Large petrified tree known as Onyx Bridge snaps into pieces at Arizona national park
One of the world’s most “dramatic” examples of a petrified Triassic-era tree has lost “its battle against gravity” and collapsed, according to the Petrified Forest National Park in Arizona.
Known as the Onyx Bridge, the fallen but intact tree was iconic as a massive fossil that resembled a natural bridge, the park said in a Wednesday Facebook post.
The bridge was recently discovered snapped apart, and experts believe it happened sometime in December.
Park officials lamented the fallen “icon” with before and after photos, showing the longest span of the tree had broken into pieces and was lying in the gully it once spanned.
“There were cracks for many years and a couple of spots where it sagged, but the big break happened just two months ago,” the park said.
It’s not clear when park officials discovered the change — the bridge is in a remote area — but the damage is credited to natural causes and not vandalism. The 30-foot-long conifer is believed to be 210 million years old, making it overdue for cracking, the National Park Service reports.
“Onyx Bridge is a dramatic example of petrified wood eroding out of the Black Forest Bed of the Chinle Formation,” the NPS says.
“The Chinle Formation was deposited over 200 million years ago during the Late Triassic Period. The colorful badland hills, flat-topped mesas, and sculptured buttes of the Painted Desert are primarily made up of the Chinle Formation.”
The tree’s appearance as a natural bridge was a bit misleading. Though it seemed to have fallen across a gully (or wash), it was actually there before the gully, experts say. Centuries of erosion uncovered the tree and eventually washed the earth from beneath it, building a bridge in reverse, the National Park Service says.

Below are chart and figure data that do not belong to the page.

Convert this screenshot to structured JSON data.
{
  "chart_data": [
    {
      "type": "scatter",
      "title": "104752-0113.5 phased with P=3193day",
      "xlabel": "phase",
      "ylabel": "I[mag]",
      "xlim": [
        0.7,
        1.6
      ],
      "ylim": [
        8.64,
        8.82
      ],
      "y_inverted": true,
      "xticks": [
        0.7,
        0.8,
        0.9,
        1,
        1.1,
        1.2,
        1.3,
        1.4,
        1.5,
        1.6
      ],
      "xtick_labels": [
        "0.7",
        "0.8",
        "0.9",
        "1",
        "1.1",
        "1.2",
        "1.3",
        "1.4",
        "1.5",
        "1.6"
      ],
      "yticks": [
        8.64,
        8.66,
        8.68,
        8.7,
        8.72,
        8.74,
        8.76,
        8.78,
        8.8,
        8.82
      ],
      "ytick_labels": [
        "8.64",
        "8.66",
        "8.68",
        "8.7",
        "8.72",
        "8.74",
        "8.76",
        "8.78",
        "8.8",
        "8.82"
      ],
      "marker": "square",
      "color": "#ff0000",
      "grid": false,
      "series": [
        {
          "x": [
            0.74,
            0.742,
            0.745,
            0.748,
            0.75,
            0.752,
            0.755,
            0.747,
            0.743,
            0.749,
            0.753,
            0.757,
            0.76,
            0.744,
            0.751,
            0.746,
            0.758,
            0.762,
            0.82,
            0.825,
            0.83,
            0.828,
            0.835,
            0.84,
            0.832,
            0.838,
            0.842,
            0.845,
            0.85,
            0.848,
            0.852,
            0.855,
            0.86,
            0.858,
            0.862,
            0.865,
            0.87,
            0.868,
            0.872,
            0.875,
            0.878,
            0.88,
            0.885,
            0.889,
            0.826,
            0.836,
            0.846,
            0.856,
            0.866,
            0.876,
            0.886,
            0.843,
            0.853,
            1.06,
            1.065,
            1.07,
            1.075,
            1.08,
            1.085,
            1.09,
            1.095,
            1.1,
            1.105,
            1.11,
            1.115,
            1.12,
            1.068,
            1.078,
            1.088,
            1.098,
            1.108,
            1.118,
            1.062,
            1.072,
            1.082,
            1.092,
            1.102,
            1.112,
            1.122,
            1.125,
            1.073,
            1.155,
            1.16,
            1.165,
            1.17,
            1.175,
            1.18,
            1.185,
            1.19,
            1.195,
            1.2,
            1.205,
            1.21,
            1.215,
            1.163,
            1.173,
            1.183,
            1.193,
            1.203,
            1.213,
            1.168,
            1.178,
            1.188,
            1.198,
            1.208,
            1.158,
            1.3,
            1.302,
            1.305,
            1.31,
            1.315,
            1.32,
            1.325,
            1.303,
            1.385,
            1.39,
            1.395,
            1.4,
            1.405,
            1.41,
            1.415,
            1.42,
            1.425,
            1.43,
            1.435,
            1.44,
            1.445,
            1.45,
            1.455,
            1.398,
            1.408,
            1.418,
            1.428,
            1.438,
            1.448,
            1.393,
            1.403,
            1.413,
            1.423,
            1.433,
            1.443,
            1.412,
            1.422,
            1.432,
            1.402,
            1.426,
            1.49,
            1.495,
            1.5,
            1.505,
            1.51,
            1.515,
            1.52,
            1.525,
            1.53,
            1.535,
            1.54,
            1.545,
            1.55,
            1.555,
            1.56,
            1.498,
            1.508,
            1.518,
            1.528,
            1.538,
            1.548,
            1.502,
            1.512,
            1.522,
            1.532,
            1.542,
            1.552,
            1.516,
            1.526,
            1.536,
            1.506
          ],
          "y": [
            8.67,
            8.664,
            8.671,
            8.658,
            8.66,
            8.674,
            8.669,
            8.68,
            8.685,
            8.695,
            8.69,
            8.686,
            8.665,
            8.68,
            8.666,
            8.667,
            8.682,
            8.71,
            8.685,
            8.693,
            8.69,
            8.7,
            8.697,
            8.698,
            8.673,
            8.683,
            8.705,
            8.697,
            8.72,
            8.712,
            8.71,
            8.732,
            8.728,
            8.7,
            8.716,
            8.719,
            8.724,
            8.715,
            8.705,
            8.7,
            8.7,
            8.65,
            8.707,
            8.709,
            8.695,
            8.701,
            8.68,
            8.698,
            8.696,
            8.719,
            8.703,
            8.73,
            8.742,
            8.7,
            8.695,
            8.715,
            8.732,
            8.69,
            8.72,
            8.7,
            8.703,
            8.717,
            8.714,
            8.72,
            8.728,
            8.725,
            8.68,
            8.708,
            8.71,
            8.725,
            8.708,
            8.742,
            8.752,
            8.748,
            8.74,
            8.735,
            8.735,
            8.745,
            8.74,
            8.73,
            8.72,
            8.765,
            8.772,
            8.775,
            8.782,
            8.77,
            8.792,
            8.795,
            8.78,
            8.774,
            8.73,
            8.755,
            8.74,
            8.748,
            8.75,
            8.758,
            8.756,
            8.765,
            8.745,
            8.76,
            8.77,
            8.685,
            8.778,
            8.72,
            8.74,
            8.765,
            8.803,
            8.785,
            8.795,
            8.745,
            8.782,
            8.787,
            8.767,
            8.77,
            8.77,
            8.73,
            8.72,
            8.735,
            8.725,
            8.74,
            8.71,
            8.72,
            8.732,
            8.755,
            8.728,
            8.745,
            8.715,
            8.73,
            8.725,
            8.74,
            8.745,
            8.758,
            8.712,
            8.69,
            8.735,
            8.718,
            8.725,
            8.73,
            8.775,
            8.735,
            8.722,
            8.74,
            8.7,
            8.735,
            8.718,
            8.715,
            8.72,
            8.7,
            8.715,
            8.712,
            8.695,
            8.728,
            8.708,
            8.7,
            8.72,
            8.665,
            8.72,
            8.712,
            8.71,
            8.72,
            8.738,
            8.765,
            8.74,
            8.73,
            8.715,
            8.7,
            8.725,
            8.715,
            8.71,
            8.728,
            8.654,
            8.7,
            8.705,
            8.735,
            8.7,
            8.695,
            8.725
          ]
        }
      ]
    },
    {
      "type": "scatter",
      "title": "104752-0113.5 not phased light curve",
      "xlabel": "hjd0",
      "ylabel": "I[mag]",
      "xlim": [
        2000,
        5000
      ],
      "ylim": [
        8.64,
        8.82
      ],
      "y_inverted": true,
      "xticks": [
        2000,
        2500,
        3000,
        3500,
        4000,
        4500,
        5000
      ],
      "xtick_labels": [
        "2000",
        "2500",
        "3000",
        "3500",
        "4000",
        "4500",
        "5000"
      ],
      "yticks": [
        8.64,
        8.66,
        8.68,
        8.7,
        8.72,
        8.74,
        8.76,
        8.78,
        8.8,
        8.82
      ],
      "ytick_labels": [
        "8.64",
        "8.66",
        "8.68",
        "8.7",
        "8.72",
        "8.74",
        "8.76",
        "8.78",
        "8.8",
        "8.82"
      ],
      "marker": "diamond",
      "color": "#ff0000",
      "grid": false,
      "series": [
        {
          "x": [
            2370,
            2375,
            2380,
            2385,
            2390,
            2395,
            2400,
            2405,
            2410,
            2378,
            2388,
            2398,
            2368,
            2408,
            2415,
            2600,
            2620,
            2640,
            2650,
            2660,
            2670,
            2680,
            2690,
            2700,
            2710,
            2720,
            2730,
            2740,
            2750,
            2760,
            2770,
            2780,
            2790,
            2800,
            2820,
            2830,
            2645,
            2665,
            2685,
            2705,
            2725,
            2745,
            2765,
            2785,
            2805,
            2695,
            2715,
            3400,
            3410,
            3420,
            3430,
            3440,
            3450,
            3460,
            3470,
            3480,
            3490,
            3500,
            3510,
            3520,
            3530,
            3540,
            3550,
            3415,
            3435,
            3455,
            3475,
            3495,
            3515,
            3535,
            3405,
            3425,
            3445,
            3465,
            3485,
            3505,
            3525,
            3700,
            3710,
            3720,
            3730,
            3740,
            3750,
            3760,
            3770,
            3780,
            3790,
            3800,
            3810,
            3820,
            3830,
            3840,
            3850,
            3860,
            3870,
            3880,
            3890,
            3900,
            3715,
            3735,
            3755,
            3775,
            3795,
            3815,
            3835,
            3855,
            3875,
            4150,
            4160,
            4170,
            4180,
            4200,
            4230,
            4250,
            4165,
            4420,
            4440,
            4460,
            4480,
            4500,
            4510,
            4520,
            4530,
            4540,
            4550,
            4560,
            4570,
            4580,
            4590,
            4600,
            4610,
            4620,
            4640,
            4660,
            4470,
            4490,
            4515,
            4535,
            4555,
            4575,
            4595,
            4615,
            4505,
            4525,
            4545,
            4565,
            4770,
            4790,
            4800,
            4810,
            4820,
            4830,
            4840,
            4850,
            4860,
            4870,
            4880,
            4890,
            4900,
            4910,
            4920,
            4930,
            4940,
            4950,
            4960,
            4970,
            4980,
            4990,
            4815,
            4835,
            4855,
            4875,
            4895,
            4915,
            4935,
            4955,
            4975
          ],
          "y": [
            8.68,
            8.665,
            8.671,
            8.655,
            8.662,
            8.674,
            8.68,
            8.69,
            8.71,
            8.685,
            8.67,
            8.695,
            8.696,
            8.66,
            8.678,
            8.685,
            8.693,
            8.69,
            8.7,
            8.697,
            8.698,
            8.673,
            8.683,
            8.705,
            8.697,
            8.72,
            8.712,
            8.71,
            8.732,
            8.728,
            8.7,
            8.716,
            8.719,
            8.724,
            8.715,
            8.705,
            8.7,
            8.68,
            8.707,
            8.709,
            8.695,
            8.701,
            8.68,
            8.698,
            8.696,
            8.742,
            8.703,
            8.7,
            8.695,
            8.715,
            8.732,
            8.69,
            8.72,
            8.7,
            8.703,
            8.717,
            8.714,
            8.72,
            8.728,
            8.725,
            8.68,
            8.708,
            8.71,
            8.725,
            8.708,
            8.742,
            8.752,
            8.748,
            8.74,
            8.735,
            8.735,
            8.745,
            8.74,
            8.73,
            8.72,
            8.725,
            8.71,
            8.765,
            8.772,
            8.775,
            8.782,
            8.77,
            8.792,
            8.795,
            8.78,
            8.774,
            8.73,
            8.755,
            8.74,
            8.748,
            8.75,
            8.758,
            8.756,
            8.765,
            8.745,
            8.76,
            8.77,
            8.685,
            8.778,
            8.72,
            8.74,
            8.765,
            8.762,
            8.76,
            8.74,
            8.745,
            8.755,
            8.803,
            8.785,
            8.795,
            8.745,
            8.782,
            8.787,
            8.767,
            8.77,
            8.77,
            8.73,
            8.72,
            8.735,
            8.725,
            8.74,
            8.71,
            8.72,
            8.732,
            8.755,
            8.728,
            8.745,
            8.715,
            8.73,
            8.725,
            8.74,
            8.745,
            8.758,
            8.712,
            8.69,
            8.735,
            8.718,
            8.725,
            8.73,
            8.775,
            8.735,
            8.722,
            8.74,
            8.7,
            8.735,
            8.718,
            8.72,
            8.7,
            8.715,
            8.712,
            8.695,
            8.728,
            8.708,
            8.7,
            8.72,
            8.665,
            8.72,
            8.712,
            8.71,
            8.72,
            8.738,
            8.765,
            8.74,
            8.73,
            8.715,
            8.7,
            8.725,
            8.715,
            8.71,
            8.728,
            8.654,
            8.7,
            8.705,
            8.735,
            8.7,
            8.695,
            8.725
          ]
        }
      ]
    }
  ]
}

“More than 200 million years ago, flourishing trees and vegetation covered much of this area of Northeastern Arizona,” Visitarizona.com reports.
“But volcanic lava destroyed the forest, and the remains were embedded into sediment comprised of volcanic ash and water. Erosion set the logs free millions of years later, revealing the petrified wood — made mostly of quartz — that Arizona visitors gather to see,” the site says.